Anecdotal evidence has revealed harmful shark handling practices in Hawaiʻi's small-scale fisheries as well as fisher willingness to modify these practices following engagement with scientists. This evidence, along with the oceanic whitetip shark's (OWT) recent listing under the Endangered Species Act (ESA), creates a timely opportunity to apply a collaborative, early-engagement approach to shark mortality issues. If there are ways to reduce shark-fisher interactions, these strategies could be mutually beneficial for both shark populations and fishermen.

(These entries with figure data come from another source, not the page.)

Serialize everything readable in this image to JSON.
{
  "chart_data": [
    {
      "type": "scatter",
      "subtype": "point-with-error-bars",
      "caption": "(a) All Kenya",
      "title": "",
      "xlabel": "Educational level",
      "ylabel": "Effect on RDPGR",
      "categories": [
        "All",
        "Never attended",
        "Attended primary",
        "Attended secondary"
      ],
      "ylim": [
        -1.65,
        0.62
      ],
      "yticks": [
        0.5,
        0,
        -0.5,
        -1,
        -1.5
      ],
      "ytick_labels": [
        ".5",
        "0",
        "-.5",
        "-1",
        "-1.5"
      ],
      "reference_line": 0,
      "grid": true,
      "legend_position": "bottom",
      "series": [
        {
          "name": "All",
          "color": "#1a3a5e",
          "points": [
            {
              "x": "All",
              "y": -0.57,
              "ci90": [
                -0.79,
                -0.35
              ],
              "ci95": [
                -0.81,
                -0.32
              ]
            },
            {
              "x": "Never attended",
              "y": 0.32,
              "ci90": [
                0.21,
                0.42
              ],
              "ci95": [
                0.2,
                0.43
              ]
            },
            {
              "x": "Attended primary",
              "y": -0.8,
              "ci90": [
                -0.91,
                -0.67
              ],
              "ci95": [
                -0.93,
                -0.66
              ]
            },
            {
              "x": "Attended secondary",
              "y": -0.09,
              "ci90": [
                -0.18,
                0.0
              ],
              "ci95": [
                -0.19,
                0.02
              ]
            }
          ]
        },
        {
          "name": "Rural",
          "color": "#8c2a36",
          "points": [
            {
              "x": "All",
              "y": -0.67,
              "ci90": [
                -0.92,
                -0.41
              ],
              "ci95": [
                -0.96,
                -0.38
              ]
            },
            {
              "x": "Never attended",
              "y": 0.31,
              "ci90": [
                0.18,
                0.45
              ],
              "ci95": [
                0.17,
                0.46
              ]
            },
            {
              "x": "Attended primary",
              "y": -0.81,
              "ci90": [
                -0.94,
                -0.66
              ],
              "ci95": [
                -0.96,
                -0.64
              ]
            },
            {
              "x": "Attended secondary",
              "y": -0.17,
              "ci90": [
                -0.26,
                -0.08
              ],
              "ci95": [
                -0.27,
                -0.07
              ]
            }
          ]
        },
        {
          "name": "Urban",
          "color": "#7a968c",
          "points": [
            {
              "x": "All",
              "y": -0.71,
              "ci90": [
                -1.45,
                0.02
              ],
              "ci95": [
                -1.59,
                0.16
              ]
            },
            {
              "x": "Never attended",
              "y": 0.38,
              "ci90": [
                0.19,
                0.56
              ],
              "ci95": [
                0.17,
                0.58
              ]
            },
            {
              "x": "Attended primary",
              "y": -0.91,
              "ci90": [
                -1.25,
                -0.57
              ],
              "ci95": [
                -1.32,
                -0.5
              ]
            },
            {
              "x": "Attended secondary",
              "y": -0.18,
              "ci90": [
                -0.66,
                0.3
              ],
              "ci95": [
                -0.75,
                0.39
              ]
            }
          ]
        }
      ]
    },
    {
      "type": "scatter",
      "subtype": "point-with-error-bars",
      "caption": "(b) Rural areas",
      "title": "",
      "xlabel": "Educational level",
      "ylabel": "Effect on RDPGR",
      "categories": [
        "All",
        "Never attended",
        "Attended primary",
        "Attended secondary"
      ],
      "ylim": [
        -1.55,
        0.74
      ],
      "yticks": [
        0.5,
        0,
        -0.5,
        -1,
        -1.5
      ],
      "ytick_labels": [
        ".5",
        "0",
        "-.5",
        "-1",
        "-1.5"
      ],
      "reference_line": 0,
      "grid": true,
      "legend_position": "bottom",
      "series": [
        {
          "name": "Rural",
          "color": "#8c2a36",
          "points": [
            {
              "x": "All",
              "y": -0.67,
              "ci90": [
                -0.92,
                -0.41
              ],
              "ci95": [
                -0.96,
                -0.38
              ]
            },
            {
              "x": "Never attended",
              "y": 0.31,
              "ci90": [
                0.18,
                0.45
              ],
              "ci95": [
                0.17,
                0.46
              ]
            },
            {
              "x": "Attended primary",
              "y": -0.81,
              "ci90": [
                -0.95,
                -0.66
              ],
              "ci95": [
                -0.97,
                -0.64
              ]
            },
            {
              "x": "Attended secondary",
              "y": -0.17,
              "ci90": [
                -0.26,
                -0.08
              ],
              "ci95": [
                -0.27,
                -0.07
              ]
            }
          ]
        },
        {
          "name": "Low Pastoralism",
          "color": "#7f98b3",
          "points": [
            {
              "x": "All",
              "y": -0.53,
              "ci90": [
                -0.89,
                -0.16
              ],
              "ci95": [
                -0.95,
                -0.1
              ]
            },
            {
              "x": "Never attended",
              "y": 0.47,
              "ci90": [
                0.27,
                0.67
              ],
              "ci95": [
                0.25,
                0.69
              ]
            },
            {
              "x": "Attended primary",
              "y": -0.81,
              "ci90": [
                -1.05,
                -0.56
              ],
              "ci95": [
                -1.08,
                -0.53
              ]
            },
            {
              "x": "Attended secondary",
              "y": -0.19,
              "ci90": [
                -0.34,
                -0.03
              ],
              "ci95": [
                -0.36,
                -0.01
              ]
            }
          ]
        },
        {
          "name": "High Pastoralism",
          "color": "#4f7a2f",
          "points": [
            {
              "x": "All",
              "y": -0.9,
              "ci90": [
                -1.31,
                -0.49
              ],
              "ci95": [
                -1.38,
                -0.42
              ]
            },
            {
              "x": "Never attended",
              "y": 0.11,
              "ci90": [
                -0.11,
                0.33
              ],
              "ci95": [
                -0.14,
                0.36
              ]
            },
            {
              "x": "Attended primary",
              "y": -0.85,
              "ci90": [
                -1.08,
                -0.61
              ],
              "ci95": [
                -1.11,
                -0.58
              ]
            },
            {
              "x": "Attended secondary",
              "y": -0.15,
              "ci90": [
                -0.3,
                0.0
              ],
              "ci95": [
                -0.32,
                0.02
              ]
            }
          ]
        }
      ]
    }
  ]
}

How do Hawaiʻi's small-scale fishers perceive/interact with:
1) One another?
2) Pelagic sharks?
3) Fisheries managers and scientists?
Fisher background (n = 28)
Our sample to date includes charter, commercial, and spearfishermen. Their pelagic fishing methods include trolling with lures and bait for sportfish, and handlining for ahi and bottomfish. All but one participant spoke of an emotional connection to fishing or being on the water. These were related variably to feelings of peace, the thrill of catching, and freedom.
Participants describe the West Hawaiʻi community as relatively harmonious and cooperative, though fishing information is shared cautiously due to high levels of fishery participation. Information related to fishery management and science is obtained (if at all) through word of mouth, social media, key community members, and Council newsletters.
Nearly all participants view shark interactions as undesirable. Many describe them as an inevitable part of fishing in the sharks' environment. Though OWT are found reliably near buoys or following pilot whale pods, they are relatively uncommon compared to interactions with other species (among them, thresher, tiger, sandbar, mako, and Galápagos sharks). Perceptions and handling practices may be species-specific based on factors like fishing method, safety, shark behavior, and shark prevalence.
Managers and scientists
Several participants described a mistrust or perceived illegitimacy of management and scientific personnel, citing specific personal experiences. However, many also expressed appreciation for scientists' sincere efforts to engage with the fishing community. Many charter fishermen expressed lower levels of concern for and engagement by fisheries management.
We conduct a case study of West Hawaiʻi's small-scale fisheries, taking a qualitative, inductive approach to capture the social-ecological complexities of the issue. Fieldwork began in the fall of 2017 and consists primarily of semi-structured interview with fishermen. Research participants are identified through snowball sampling. Observational data is collected to complement interview data as opportunities arise (e.g. during public shark tagger training meetings or fishing charters).
An awareness campaign may have potential to change fisher attitudes and behaviors toward OWT due to the infrequency of OWT encounters and lack of widespread knowledge about its ESA status. Scientists and managers may benefit from social media or key community actors for their outreach efforts. Additionally, the fact that interactions between sharks and fishers are highly undesirable means reducing them can become a collective goal shared by fishers, scientists, and managers. Successful collaboration, however, hinges on trust building between these actors and defining tangible benefits for participating fishers.